If you’re a fan of big fish, I highly recommend the yellow-spotted Gold Nugget Pleco. They provide a splash of color to your community tank. If you have an established tank that’s big enough, and you have abundant mid-and upper-level fish and a sparse bottom level, the Gold Nugget Pleco may be just the suckermouth catfish to complete your community aquarium.
If you are looking to establish a new community and have enough space for at least a 55-gallon tank, the Gold Nugget Pleco will definitely spice things up.
However, if your tank is already pleco-rich, hold off on getting a Gold Nugget Pleco–unless you have enough room for a second tank.
Do you find Gold Nugget Plecos to be some of the coolest looking aquarium fish? Share your thoughts in the comments below.

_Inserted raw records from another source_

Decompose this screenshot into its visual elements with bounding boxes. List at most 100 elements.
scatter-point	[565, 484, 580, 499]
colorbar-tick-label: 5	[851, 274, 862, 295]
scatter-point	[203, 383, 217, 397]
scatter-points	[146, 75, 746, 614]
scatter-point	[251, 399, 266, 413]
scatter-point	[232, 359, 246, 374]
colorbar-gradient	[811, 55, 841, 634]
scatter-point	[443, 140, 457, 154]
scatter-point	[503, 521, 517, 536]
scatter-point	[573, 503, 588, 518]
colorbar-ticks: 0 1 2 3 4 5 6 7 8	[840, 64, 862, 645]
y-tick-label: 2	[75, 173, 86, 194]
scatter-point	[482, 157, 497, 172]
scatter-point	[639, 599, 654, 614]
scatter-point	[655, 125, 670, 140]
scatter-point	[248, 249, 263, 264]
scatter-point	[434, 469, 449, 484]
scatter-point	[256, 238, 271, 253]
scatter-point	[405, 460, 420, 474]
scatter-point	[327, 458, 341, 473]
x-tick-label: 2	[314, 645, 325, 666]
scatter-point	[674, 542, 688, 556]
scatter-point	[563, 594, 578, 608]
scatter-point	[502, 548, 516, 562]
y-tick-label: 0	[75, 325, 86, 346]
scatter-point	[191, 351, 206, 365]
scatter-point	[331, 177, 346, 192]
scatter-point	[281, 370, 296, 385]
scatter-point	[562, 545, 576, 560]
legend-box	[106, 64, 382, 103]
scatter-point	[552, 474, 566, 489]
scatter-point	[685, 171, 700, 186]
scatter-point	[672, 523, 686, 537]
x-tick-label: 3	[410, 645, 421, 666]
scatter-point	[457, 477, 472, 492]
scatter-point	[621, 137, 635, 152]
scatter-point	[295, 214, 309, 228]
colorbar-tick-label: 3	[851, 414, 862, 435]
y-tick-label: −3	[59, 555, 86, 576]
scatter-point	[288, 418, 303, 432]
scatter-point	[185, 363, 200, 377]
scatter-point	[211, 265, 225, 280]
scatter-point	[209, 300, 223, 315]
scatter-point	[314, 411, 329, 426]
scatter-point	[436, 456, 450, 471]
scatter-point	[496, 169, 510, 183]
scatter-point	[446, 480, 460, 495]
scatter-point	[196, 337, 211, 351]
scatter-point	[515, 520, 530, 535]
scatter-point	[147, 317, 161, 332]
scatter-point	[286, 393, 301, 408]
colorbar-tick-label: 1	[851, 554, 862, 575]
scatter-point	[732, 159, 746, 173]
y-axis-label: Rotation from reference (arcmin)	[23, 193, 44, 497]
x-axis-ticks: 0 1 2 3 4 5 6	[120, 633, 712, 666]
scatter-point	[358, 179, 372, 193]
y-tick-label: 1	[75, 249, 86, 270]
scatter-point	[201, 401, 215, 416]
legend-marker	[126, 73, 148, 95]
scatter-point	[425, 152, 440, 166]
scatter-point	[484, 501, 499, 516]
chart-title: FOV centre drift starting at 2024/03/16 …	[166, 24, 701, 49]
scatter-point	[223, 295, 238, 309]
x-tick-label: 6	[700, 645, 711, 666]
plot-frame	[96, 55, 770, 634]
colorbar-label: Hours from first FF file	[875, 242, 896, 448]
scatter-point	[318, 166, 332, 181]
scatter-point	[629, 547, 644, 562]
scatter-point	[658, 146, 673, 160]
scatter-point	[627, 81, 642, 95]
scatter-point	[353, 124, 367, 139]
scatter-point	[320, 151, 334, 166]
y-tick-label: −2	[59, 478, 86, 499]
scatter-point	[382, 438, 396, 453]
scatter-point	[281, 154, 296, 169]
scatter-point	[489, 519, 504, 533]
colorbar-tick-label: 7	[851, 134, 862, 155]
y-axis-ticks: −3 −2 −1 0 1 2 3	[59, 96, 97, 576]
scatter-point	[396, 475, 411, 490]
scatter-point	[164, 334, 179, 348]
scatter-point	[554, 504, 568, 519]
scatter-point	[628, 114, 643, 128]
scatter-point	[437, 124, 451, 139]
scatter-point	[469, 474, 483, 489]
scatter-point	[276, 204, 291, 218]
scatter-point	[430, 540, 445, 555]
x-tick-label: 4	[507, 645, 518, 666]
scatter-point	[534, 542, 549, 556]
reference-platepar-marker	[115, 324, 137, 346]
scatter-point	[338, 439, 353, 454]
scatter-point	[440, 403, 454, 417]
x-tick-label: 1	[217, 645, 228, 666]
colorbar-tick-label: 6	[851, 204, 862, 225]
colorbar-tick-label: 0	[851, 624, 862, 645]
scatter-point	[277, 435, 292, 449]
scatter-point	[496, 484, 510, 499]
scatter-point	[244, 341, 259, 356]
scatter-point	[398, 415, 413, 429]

Do I need to give my Gold Nugget Pleco algae wafers?
Gold Nugget Plecos should be able to help themselves with all the algae they need from the sides of the aquarium.
If you do not see any algae at all on the sides of your tank, you may be doing too good a job of keeping it clean. In the wild, Gold Nugget Plecos rely on the algae they find in the Amazon River tributaries, so it is important that they have some actual algae to scavenge from the home tank.
Do I need to have a separate breeding tank?
I do not recommend attempting to breed Gold Nugget Plecos. It has not been successfully achieved. There are many other aquarium fish for which hobbyists have established successful breeding in captivity, so I would recommend trying with some of those, but not Gold Nugget Plecos. Try guppies or certain types of cichlids.